I'm guessing that it was at this point that I was so out of it that I mindlessly locked my bike, just automatically doing the bike lock habit thing when I either get to my bike or leave it. I then put my backpack in the front basket, also habit, kicked up the kickstand and tried to move the bike only to find it locked. Puzzled and annoyed since I didn't think I locked it and don't remember locking it, I proceeded to unlock it and told myself to be more mindful. Then I took my backpack out of the front basket, started to wheel the bike backwards and . . . why the hell did I take the backpack out of the basket?
The weather has finally started heating up. I haven't been riding. Just not in the mood. I keep telling myself I'll go, though. Same with running. But I keep drinking, too. Come to think of it I've lost all motivation for music, too. After quitting the band I've been to a drum practice room exactly once. I've all but stopped carrying a shakuhachi around, which I attribute to sucky closures of certain parts of the riverside bikeways. Haven't touched my bass for months. I still sometimes pick up my guitar and warble a tune to myself. I think I'll have a drink.
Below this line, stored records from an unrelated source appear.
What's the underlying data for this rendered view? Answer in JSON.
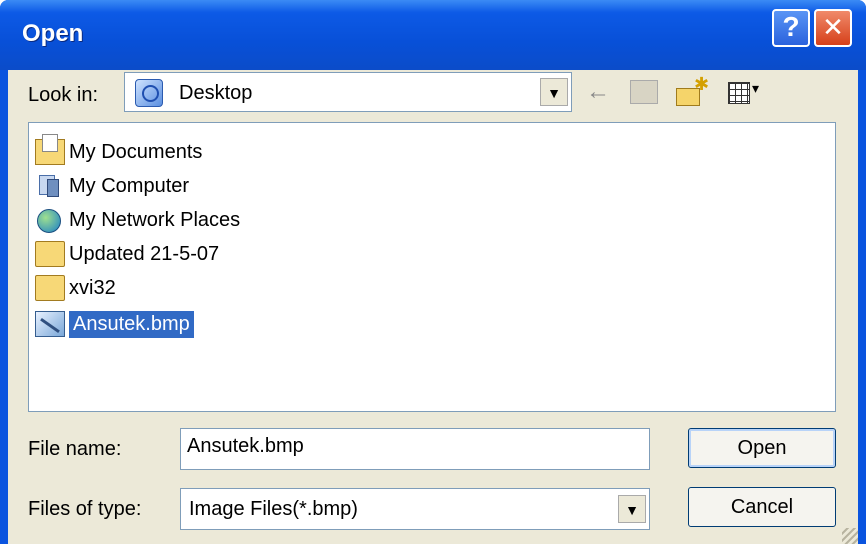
{
  "window": {
    "title": "Open"
  },
  "titlebar": {
    "help_glyph": "?",
    "close_glyph": "✕"
  },
  "look_in": {
    "label": "Look in:",
    "value": "Desktop",
    "dropdown_glyph": "▼"
  },
  "toolbar": {
    "back_glyph": "←",
    "views_arrow_glyph": "▾"
  },
  "files": [
    {
      "name": "My Documents",
      "icon": "my-documents-icon"
    },
    {
      "name": "My Computer",
      "icon": "my-computer-icon"
    },
    {
      "name": "My Network Places",
      "icon": "network-places-icon"
    },
    {
      "name": "Updated 21-5-07",
      "icon": "folder-icon"
    },
    {
      "name": "xvi32",
      "icon": "folder-icon"
    },
    {
      "name": "Ansutek.bmp",
      "icon": "bitmap-file-icon",
      "selected": true
    }
  ],
  "file_name": {
    "label": "File name:",
    "value": "Ansutek.bmp"
  },
  "file_type": {
    "label": "Files of type:",
    "value": "Image Files(*.bmp)",
    "dropdown_glyph": "▼"
  },
  "buttons": {
    "open": "Open",
    "cancel": "Cancel"
  },
  "colors": {
    "title_bar": "#0a54df",
    "selection": "#316ac5",
    "dialog_body": "#ece9d8"
  }
}
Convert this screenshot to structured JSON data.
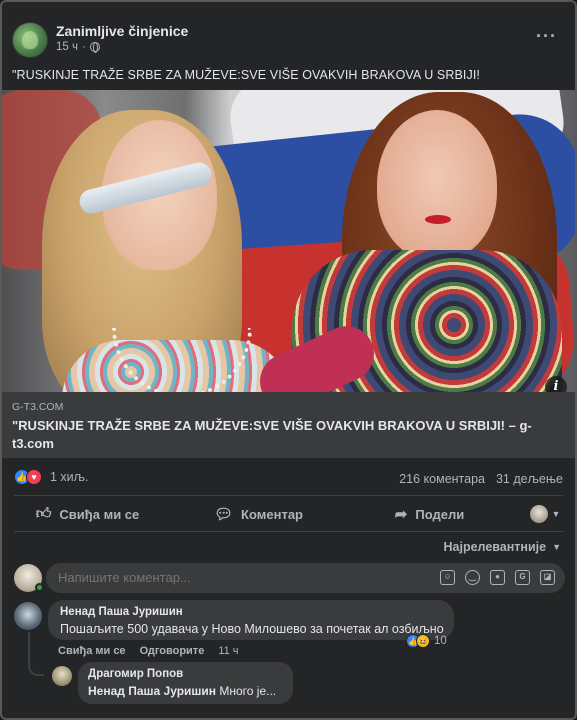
{
  "post": {
    "page_name": "Zanimljive činjenice",
    "time": "15 ч",
    "more_icon": "more-horiz-icon",
    "text": "\"RUSKINJE TRAŽE SRBE ZA MUŽEVE:SVE VIŠE OVAKVIH BRAKOVA U SRBIJI!"
  },
  "link": {
    "domain": "G-T3.COM",
    "title": "\"RUSKINJE TRAŽE SRBE ZA MUŽEVE:SVE VIŠE OVAKVIH BRAKOVA U SRBIJI! – g-t3.com"
  },
  "stats": {
    "reactions_count": "1 хиљ.",
    "comments": "216 коментара",
    "shares": "31 дељење"
  },
  "actions": {
    "like": "Свиђа ми се",
    "comment": "Коментар",
    "share": "Подели"
  },
  "sort_label": "Најрелевантније",
  "composer": {
    "placeholder": "Напишите коментар..."
  },
  "comments": [
    {
      "author": "Ненад Паша Јуришин",
      "text": "Пошаљите 500 удавача у Ново Милошево за почетак ал озбиљно",
      "reaction_count": "10",
      "like_label": "Свиђа ми се",
      "reply_label": "Одговорите",
      "time": "11 ч"
    },
    {
      "author": "Драгомир Попов",
      "mention": "Ненад Паша Јуришин",
      "text": " Много је..."
    }
  ],
  "colors": {
    "background": "#242526",
    "bubble": "#3a3b3c",
    "text_primary": "#e4e6eb",
    "text_secondary": "#b0b3b8",
    "like_blue": "#2d88ff",
    "love_red": "#f33e58"
  }
}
I lost that 'clear point' in sitting that I mentioned before. That's a good thing really, because it shows that it wasn't just a fluke, something easy. It's not easy. And needs more work, but in touching it I know it's real. I need a new method, a new approach to it. I may have touched it but it was just a cursory glimpse, no real understanding of it. But since then my mind has been chattery and wander-y more than ever. It's a non-stop din, worse than before.
I've made plans to go back to the U.S. for 3 weeks starting in mid-June. It's a free ticket so I first go to Japan, then to San Francisco, and then to Newark. Coming back I go to Vancouver, Canada, then Incheon, Korea, then back to Taipei.